Once the center camera circle has been calculated, one could shift a new circle to the left / right equal to the distance between the center and outside cameras, then calculate the radius increase / decrease required to intersect with the center line at a distance x, and then calculate the new required angle of the steering wheel to follow that line. This method would require knowing the distance between the center and outside cameras, and the distance between the front axle and rear axle. Neither of these were provided from the simulation but it would be trivial to get these from a physical car.

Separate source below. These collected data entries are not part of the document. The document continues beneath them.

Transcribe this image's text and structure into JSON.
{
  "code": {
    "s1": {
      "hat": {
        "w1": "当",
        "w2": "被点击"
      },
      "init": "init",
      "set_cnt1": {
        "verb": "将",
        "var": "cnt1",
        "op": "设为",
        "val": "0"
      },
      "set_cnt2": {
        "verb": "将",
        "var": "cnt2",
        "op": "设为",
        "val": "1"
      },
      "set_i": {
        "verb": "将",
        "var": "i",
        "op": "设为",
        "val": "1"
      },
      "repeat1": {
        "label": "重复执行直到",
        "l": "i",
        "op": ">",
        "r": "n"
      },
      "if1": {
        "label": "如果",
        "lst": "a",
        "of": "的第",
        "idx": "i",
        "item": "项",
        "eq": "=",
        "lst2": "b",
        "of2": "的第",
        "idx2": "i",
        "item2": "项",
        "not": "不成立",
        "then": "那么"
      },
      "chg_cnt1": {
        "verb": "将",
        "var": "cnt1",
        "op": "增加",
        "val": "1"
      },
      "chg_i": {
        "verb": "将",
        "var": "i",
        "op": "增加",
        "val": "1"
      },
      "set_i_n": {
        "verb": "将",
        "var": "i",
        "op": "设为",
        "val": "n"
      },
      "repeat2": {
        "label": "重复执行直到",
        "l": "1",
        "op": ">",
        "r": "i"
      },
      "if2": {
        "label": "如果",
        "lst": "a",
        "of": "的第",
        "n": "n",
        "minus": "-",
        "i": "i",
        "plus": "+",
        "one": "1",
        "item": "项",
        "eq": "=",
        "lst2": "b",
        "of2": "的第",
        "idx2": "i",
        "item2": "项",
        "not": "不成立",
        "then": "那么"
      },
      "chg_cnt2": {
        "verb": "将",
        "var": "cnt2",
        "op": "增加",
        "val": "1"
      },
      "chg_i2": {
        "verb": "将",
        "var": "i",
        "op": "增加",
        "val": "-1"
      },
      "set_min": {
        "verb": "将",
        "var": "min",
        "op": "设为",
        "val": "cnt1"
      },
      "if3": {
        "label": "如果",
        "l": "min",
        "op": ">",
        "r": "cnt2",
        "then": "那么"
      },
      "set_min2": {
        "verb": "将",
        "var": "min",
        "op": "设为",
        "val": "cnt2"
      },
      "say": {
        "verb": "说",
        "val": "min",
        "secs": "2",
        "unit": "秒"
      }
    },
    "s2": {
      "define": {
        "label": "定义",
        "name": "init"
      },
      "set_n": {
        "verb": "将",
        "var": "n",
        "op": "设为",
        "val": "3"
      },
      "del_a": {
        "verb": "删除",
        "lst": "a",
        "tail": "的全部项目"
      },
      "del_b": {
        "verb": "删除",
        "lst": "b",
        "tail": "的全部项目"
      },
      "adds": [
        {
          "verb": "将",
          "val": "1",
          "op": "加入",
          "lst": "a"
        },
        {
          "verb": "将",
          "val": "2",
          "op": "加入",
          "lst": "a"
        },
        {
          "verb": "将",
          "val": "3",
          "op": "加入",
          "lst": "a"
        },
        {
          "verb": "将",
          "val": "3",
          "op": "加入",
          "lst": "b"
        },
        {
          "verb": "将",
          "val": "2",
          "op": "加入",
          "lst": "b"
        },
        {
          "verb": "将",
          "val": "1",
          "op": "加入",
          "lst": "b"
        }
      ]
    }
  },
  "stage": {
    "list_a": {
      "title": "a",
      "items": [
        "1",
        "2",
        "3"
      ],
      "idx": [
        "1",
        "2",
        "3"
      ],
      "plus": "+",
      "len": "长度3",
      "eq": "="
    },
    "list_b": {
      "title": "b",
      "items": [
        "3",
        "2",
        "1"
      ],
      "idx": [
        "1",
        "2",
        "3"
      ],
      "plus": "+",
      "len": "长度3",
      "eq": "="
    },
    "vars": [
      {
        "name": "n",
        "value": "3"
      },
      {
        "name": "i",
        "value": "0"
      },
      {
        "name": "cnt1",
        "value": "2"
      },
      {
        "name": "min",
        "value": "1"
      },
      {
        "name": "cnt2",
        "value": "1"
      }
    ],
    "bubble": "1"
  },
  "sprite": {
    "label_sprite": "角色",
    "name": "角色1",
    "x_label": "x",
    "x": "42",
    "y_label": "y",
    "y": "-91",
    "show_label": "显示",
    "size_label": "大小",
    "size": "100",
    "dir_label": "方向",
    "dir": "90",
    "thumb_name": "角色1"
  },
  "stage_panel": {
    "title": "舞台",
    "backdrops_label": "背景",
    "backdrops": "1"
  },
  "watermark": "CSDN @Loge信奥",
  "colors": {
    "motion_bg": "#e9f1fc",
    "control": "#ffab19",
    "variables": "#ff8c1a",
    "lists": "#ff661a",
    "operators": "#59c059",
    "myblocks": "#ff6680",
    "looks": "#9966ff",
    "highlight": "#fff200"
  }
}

The overall strategy for deriving a model architecture was to tinker with convolutional networks and try to use different well known convolutional architectures . First I tried a one layer convolutional network and it could stay in line on a straight shot. From there I used LeNet and it could do some curves. Finally I used Nvidia's architecture which was able to drive around a track.
At the end of the process, the vehicle is able to drive autonomously around the track without leaving the road.
As mentioned before, I drove 4 laps around the first track. I then augmented the data to utilize the left and right cameras, as well as flipped the images. This provided me with 6x my initial data. Had that not been enough I was considering driving backwards around the first track as well as flipping the images upside down in hopes of really hammering in what the road was.
After the collection process, I had around 56000 images to train my network on. Beyond data augmentation, for preprocessing I just normalized the data.